Chart 6 Around 60% of businesses that trade with the EU say that they are fully prepared or as ready as they can be for Brexit (a)

Footnotes

(a) The results are based on the question ‘Do you think your business is prepared for the potential extra requirements for trading with the EU once the current transition period comes to an end?’.

In terms of the expected longer-term impact of Brexit, the average probability of Brexit having little or no impact on sales was estimated at about 55% on average between June and August (Chart 7). The average likelihood of Brexit having a negative impact on firms’ revenues was estimated at about 35% with around a 10% chance that Brexit would lead to higher sales. These probabilities have been broadly stable during 2020.

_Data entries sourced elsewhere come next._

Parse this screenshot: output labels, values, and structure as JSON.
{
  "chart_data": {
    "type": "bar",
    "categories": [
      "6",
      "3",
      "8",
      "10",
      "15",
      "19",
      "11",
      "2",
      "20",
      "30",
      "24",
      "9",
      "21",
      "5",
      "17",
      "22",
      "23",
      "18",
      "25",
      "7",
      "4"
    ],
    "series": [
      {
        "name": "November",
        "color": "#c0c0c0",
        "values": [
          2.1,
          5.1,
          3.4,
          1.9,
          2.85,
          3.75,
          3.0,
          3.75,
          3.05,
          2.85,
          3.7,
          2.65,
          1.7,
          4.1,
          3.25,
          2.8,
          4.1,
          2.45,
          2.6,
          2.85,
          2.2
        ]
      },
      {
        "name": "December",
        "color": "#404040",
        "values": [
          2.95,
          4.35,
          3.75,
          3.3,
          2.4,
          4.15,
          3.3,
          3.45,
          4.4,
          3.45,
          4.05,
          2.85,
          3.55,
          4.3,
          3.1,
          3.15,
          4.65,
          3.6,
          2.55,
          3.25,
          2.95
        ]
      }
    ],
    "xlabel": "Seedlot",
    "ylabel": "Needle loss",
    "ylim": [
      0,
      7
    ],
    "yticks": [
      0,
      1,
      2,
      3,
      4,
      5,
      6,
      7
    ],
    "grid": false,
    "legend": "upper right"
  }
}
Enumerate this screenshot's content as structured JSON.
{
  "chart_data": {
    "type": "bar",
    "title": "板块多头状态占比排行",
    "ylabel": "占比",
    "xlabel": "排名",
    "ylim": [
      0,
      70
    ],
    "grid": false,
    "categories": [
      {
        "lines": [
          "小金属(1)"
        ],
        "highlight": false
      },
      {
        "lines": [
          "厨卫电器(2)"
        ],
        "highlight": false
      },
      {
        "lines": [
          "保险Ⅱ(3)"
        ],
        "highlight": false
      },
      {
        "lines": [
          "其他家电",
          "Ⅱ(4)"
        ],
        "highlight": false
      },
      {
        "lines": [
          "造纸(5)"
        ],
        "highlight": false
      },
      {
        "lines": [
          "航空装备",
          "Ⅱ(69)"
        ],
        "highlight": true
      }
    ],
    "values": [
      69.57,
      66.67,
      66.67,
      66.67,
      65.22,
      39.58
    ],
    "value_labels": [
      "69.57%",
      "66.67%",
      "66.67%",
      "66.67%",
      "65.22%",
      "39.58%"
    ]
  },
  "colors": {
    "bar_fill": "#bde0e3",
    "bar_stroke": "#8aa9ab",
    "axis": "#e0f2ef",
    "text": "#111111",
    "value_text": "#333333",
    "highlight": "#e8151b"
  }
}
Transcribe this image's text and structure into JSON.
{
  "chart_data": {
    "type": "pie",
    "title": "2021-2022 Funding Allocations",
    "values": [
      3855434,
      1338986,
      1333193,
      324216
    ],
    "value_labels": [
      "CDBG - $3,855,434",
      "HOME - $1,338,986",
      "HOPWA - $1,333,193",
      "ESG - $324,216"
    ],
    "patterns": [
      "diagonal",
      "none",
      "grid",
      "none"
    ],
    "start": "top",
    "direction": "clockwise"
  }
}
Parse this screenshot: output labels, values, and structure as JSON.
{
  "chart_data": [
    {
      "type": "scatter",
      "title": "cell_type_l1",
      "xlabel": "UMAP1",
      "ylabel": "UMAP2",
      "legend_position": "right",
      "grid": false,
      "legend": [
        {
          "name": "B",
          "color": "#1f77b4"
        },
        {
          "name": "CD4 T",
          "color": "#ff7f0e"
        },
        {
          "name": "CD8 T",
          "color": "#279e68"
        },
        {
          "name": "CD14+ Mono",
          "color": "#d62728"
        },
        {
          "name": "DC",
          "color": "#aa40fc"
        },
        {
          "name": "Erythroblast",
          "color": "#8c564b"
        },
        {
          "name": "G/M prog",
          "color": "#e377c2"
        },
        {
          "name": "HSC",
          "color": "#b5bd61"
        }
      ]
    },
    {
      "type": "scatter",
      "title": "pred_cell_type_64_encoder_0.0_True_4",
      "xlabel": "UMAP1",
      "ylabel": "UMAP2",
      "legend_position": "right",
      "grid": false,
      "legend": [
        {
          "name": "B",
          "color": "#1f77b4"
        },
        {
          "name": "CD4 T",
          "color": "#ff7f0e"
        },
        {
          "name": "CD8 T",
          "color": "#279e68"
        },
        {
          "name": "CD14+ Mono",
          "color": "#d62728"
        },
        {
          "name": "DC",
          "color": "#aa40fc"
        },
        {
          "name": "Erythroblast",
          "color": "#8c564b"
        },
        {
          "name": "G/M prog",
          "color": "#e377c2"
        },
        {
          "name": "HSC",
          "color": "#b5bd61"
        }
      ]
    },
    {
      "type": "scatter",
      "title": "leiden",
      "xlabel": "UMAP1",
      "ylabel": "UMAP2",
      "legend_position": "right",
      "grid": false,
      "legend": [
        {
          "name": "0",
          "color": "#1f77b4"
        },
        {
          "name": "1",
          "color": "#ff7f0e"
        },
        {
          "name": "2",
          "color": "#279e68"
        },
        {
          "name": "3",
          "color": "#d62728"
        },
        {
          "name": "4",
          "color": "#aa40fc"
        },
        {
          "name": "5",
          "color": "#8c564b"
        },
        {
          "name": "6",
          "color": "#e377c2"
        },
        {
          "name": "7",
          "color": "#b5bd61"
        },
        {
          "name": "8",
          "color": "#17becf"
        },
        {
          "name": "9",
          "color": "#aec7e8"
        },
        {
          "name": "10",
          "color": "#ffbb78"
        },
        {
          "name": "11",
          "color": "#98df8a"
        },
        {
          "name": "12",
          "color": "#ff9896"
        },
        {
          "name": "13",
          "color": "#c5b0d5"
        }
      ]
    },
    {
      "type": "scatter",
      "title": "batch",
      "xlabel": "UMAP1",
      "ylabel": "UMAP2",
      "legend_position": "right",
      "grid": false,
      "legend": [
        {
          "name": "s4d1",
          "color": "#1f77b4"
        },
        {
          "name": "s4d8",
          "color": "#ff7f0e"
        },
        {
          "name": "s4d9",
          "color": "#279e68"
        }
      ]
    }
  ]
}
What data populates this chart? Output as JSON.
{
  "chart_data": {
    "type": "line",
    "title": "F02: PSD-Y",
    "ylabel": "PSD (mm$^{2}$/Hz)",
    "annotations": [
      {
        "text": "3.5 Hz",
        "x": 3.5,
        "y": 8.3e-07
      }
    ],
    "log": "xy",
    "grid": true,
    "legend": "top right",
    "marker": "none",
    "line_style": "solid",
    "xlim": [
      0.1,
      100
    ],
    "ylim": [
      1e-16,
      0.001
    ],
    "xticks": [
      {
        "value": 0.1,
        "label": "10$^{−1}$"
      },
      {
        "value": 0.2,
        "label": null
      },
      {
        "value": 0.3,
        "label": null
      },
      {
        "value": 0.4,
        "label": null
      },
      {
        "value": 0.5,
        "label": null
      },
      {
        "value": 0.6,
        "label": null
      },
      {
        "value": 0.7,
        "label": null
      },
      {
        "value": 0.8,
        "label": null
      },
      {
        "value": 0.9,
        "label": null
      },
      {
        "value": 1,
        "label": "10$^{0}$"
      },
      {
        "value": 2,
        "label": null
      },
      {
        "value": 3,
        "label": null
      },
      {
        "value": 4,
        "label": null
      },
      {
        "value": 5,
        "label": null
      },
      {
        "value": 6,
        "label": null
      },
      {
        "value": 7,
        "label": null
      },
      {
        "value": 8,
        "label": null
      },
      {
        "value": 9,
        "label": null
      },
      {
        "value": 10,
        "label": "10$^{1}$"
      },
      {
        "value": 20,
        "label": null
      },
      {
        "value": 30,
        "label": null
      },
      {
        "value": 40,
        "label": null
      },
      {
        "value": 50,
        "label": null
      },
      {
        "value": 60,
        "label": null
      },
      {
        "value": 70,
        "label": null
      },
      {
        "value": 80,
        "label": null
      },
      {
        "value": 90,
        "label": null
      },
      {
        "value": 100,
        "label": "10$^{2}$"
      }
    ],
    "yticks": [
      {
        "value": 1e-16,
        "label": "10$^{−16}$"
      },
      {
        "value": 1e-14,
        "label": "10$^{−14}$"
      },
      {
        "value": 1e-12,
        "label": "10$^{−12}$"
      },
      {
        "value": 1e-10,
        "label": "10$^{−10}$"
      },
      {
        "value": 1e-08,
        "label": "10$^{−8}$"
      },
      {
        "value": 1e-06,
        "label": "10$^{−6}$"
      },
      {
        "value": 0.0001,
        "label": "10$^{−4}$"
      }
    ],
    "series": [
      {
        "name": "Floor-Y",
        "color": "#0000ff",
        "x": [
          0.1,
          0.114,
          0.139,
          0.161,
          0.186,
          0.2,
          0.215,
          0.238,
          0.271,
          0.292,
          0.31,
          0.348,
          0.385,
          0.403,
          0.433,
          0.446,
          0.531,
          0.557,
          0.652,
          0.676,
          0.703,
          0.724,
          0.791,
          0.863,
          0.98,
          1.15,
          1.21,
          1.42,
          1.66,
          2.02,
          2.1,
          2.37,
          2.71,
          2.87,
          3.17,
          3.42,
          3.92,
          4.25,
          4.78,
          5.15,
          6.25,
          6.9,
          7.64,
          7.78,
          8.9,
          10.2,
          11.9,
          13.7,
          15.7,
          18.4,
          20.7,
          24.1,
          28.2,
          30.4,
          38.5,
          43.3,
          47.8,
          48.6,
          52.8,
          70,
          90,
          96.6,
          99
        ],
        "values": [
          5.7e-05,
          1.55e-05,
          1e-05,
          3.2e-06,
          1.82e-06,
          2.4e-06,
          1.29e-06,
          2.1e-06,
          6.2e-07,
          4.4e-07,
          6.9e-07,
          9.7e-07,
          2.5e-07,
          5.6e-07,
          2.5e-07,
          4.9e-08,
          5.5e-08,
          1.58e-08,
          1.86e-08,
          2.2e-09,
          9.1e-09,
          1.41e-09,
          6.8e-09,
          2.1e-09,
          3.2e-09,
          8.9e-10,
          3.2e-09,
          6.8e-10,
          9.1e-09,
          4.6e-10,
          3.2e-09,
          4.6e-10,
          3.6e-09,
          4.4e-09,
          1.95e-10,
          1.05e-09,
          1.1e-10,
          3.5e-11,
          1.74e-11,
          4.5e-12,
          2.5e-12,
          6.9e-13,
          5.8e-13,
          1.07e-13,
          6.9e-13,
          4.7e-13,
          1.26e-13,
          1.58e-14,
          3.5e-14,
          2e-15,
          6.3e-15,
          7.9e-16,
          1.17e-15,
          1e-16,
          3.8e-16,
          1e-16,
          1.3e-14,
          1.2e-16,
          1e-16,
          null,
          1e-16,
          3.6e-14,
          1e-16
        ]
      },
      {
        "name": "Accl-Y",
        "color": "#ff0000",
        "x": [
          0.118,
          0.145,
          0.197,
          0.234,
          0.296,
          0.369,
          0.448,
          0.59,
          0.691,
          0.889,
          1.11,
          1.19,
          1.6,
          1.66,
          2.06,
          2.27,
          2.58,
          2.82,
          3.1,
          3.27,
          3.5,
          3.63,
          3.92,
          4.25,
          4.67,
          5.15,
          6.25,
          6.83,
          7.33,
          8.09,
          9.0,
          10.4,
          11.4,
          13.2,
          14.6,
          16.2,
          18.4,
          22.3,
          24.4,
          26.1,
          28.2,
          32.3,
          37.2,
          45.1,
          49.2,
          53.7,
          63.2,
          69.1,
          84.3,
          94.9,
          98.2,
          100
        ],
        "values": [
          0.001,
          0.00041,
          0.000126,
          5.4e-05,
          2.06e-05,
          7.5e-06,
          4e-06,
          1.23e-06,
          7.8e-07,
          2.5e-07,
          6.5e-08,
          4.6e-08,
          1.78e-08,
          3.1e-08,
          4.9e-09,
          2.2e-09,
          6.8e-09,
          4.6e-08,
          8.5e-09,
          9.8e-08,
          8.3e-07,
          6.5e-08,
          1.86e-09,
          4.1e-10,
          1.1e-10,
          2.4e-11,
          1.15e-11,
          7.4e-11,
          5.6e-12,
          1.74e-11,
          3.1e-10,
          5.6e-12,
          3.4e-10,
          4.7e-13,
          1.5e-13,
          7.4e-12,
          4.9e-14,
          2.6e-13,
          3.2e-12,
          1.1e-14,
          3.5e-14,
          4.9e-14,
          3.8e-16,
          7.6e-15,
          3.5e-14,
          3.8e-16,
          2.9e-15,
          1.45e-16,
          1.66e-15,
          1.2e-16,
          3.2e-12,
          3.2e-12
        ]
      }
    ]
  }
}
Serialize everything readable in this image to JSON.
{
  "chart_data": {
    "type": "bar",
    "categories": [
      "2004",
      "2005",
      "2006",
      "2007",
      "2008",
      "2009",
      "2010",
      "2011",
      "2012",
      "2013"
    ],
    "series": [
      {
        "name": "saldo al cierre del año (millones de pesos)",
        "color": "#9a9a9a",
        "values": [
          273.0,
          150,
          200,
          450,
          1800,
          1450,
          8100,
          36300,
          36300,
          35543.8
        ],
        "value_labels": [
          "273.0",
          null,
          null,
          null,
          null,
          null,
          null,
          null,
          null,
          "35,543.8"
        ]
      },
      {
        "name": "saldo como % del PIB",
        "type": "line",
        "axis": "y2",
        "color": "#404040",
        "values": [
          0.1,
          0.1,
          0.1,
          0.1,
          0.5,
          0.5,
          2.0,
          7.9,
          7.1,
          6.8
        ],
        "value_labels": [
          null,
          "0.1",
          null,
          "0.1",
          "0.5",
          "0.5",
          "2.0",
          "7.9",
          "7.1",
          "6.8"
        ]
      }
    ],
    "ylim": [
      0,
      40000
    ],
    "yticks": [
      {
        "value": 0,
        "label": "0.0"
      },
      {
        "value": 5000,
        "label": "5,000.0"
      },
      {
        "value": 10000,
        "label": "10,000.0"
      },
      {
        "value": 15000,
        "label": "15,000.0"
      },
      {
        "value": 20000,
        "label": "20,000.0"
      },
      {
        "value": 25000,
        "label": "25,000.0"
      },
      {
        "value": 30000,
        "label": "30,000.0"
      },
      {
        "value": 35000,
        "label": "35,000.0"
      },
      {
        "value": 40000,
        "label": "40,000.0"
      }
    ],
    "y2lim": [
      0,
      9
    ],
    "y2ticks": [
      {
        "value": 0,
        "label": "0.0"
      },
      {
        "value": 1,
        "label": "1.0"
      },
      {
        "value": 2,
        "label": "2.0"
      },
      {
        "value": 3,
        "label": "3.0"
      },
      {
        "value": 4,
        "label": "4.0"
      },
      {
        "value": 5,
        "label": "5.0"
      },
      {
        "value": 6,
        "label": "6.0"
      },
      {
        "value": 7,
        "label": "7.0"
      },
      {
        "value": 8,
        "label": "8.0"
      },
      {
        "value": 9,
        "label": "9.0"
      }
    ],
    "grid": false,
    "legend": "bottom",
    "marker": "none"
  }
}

Chart 7 On average, businesses expected Brexit to be more likely to lower sales than to increase them (a)

Footnotes

(a) The results are based on the question ‘How do you expect the eventual Brexit agreement to affect your sales once the UK has left the EU, compared to what would have been the case had the UK remained a member of the EU?’. Data are averages responses from June to August DMP surveys.

Methodology

The DMP consists of the Chief Financial Officers of small, medium and large UK businesses operating in a broad range of industries.

We survey panel members to monitor developments in the UK economy and to track businesses’ views on them. This work complements the intelligence gathered by our Agents.

This note is a summary of surveys conducted with DMP members up to August 2020. The August survey was in the field between 7 and 21 August. In August, there were around 8,000 panel members and we got around 2,800 responses.

Further monthly data from the August survey for a limited number of DMP series was be published on 3 September 2020. Aggregate level data for all survey questions are published on a quarterly basis. Data from the May to July surveys were released on 6 August.

The panel was set up in August 2016 by the Bank of England and with academics from Stanford University and the University of Nottingham. It was designed to be representative of the population of UK businesses. All results are weighted using employment data. See Bloom et al (2017) for more details.

The DMP receives funding from the Economic and Social Research Council.